Now, let’s apply the average salary of entry-level industrial designers to these figures to see what kind of a life you would be walking into after graduation. Making $35,000 per year and spending $12,000 on student loans would bring your actual salary down to around $20,000. That income is close to the poverty line. Graduating from Pratt, you would need to make another $8,000 per year to “enjoy” the same quality of life.

What does this mean for industrial design students? Do not only use student loans to pay for your education! Student loans are useful tools that, historically, have been helpful. As financial regulations change, getting in over your head in debt becomes more risky, and there are no easy backup plans. Be careful!

Student Finances

Looking around yourself at a party, you may see several or even scores of peers relaxing, enjoying themselves, even being just a tad irresponsible. But you can bet that a large portion of them think about their finances and their future careers – to plan, prepare, and start working toward their goals. It does not take a lot of time or consideration to start setting the foundation for an easy life as an industrial designer after college. We’re about to show you how. Sure, people wait to consider their financial obligations all the time. And yes, many of those people end up fighting themselves out of debt.

So why wait? If someone were to give you the option of being stressed beyond all reason for the first three years after college or landing on your feet and successfully dealing with all your financial affairs within two months after receiving your degree, which would you choose? Here’s how to land on your feet.

First, you need to understand your financial situation. Some students are so fearful regarding debts, obligations, or the future that they do not turn to look at reality. As they begin to avoid their responsibilities, they fall into dangerous cycles of procrastination, which hurts grades, achievement, and most important – happiness.

So the first real rule of college is: happiness requires responsibility. Yes, we know you have heard this before, probably from parents. We are not your parents, yet we are saying the same thing, due to the state of the economy, education, and industrial design as a career. Knowing that financial flexibility is a huge part of long-term success in the field, we suggest you start considering your debts, assets, and obligations now. Open a dialogue with parents regarding their expectations and their financial commitments to you.

That does not mean you need to wrest control of your college education payments from your parents, but it does entail some involvement. Even if you are not receiving financial aid, it will still improve your self-respect to ask them about their expectations regarding payment after college. Would they support you if you took a low-paying internship in New York in order to gain work experience? Would they be willing to pay for your advanced degree at industrial design schools?

This conversation does not need to take place in a single day. In fact, it would not be effective if it did. Expect to open a dialogue, asserting that you want the best for your future and you want their money to go toward the best possible use.

Once you know what your parents are willing to do to support you in your career, you will be able to start planning steps toward your future. In addition, you may be able to suggest some better ways they could spend their money. For instance, if they are paying full price for your education but are unwilling to pay any more support for a graduate degree in industrial design, you could suggest that you participate in a work – study program now, so that they would support you later, either to pay off student loans after your graduate.

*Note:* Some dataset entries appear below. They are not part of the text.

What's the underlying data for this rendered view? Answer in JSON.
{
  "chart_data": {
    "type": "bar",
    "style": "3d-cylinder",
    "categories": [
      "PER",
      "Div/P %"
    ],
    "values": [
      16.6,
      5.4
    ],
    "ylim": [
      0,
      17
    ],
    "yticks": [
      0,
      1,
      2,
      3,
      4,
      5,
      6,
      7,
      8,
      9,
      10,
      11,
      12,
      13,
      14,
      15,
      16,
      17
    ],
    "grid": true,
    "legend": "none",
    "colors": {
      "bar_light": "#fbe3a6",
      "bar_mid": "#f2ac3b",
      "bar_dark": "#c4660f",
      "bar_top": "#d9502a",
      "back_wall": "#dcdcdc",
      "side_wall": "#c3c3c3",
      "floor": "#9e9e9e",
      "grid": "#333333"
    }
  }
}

You will also want to consider summer internships at industrial design firms, or possibly positions that continue throughout the year. Taking these positions will advance your career while you are still finishing school. Once you graduate, you will likely be able to skip entry-level positions entirely, or have balanced your educational expertise with some real-world experience. That combination is extremely valuable, preparing the way for an MFA or a lucrative career, whichever you want.